I love to swim – I really love to swim – I like the water holding me as I move through the water – I love an empty pool in the early morning and I get out as it just starts to get busy. I had forgotten that – it seemed too frivolous to pay to go swimming when other things needed paying for and other things needed doing.

I love to write – I have a book – a memoir that needs to be typed up – the words not feeling important to be shared – they would laugh at me – nobody would get it – feeling that I would bore people with my words. I didn’t know I loved to write until I started – but I do – I had felt too stupid to write – too dyslexic to carve the story of my life into the words on a page.

I love to travel – I never have but when I have I love it. The freedom the newness – the warm air brushing my skin in the evening - I love the early mornings in a new place – so full of hope – so full of promise but without expectation – an experience to be drunk in with a whole heart. I love coffee in a piazza – with sugar – watching life – watching others as they breathe into their own lives.

I love the stillness of the early, early morning, I get up early but I don’t go out into it – fearful I will be needed for something – a shirt – a pair of trousers that have not been washed because they have been missing in action for days – I give up the stillness as I carry the weight of responsibility of others – this weight – this binding – these feelings have made me loose myself.

Something has changed – I don’t know what but it has – I want to remember who I am – or I want to be who I am now.

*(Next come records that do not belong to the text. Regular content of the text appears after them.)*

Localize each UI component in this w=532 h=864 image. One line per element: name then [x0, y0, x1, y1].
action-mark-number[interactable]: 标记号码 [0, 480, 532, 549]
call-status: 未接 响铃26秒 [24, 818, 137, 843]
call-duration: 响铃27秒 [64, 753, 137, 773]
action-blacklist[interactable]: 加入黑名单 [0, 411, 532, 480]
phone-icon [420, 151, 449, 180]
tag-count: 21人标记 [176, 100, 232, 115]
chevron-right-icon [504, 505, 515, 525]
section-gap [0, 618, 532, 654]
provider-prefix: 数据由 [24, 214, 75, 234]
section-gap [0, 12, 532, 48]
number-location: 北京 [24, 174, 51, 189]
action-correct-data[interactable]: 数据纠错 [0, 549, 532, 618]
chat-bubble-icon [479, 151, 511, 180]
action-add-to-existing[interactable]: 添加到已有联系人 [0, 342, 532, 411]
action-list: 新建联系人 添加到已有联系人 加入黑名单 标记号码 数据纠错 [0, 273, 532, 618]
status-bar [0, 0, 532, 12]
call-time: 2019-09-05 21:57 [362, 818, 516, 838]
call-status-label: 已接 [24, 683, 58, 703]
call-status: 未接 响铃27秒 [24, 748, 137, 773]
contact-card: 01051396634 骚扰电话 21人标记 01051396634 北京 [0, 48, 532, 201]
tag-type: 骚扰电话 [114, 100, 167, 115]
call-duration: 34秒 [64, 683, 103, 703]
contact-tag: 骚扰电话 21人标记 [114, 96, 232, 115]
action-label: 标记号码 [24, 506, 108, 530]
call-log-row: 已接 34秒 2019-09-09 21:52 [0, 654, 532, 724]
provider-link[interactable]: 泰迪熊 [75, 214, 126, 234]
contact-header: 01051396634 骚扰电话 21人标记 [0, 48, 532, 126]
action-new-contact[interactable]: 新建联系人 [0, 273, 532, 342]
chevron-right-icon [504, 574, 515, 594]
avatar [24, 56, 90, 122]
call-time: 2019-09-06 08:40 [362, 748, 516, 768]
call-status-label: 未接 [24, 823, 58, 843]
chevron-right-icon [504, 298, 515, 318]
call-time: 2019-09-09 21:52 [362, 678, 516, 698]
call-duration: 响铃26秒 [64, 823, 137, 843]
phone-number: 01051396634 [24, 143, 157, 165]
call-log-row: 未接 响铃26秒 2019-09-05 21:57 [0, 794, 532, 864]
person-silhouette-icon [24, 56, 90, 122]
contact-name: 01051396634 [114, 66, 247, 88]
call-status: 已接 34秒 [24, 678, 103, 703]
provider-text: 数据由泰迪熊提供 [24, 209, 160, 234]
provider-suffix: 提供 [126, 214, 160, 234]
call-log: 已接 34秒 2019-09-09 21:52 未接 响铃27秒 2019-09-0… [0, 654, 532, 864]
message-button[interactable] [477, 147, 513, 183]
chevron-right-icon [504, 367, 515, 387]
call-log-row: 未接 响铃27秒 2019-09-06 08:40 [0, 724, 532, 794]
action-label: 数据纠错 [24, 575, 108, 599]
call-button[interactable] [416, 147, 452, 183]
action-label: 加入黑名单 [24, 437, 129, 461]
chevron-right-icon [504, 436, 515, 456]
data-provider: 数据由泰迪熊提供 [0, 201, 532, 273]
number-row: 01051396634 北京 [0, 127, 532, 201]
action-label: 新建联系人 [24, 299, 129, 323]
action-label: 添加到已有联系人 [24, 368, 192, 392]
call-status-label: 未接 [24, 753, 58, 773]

I want to write, I want to swim, I want to go to the beach, I want to travel, I want to absorb myself into the early mornings – I want to step into my life as I head towards 50 – not apologising for me – explaining away my art – apologising for having an opinion – apologising for talking in a crowd – I want to make a decision about what I want to do above others – rather than jumping into the slip stream of others.

Sat in my studio – my work on my walls – I can see me – the writing beside each piece really explaining what it is about. It is there for reading – it may be rewritten at some point – my words may develop – my thoughts may change – but I will not apologise.

This is working progress – this is the start of a long process to shake off the need to apologise – to begin to do the things that I love again – to find out my favourite colour – to be inquisitive but never to apologise to taking up space – never apologise for being me.